I should have stated this is in Ohio and that I did recieve payment for this hospital bill via check from my insurance which I endorsed for the soon to be ex spouse to put in the bank and write the checks to the hospital but instead she endorsed them and spent it (her name was not listed as a payee) ! I know I made the mistake of not writing for deposit only on the check but never expected the spouse would do something like this! I never learned of any of this until I recieved a notice of pending civil action which was one year six months after her date of hospital visit. The only defense I have is that I did not sign anything at the hospital, and that I do have copies of the checks with her signature endorsing the insurance checks and copies of the bank statements. Even though it was a joint account she was the only one that ever used it! Would this second part be a second court case against the spouse?

Attorney Answers 3

  1. Best answer

    Generally, since Ohio is not a community property state, you would not have liability for your spouse's debt, but in the situation you described you would have liability to the hospital since you actually received payment as the policyholder. What your spouse did with the check, or what she should have done, etc doesn't matter. You might have a claim against her for reimbursement. I would suggest consulting with a local civil litigation, or divorce, lawyer for further assistance.
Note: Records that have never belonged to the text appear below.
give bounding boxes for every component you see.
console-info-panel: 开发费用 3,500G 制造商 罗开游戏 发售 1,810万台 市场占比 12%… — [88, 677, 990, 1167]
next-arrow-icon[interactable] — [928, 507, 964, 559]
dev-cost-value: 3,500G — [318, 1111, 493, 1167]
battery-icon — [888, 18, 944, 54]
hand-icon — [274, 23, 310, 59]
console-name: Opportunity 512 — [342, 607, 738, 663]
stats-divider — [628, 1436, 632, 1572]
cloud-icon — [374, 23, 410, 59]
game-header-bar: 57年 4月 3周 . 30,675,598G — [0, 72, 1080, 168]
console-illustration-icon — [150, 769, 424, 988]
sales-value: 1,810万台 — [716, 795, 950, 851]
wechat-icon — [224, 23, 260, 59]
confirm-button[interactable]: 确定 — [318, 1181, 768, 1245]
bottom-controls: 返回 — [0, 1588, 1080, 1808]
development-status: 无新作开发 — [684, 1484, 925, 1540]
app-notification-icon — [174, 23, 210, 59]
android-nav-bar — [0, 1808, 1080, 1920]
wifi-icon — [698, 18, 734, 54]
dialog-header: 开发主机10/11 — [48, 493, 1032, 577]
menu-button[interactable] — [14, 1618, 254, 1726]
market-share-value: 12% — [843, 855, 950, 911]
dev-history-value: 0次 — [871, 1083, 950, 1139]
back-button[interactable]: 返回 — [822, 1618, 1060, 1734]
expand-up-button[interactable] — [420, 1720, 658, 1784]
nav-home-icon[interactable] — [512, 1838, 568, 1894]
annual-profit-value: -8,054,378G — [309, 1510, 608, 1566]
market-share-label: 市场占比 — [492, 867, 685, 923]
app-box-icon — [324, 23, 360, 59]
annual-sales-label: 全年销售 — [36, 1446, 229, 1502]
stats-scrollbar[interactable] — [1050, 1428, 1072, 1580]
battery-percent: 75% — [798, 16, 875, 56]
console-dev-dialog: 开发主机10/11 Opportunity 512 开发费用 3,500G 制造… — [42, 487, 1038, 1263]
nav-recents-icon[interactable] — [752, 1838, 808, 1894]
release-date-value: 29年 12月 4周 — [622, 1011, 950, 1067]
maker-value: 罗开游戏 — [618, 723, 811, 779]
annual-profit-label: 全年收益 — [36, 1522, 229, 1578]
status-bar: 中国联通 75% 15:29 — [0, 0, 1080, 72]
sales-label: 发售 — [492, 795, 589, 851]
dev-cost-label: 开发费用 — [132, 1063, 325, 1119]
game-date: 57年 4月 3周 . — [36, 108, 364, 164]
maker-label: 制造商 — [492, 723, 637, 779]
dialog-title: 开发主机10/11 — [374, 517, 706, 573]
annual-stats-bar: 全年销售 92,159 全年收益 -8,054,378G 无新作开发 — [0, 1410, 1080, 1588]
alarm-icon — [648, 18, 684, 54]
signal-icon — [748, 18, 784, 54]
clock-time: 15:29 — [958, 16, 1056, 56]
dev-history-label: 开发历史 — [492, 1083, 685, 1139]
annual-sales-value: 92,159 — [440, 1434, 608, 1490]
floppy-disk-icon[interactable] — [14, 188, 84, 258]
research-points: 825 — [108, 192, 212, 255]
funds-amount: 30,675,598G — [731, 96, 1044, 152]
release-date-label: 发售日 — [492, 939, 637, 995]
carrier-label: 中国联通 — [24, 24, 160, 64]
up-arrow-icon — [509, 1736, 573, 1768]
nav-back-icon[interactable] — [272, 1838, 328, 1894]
  2. Being or not being a community property state has nothing to do with you being responsible for a medical debts. Why? if you were legally married at the time the "little woman" went for medical treatment, in most states, your marriage vows made you financially responsible for paying her medical debt, whether you agreed or not.

    Remember, those vows said "for better, for worse, in sickness & in health?" That is usually interpreted to mean spouses pay for each others medical debts as long as the marriage is legally binding, even to 1 day before the divorce.

    Hope this perspective helps!

  3. Take this issue up in your divorce: HIRE an attorney.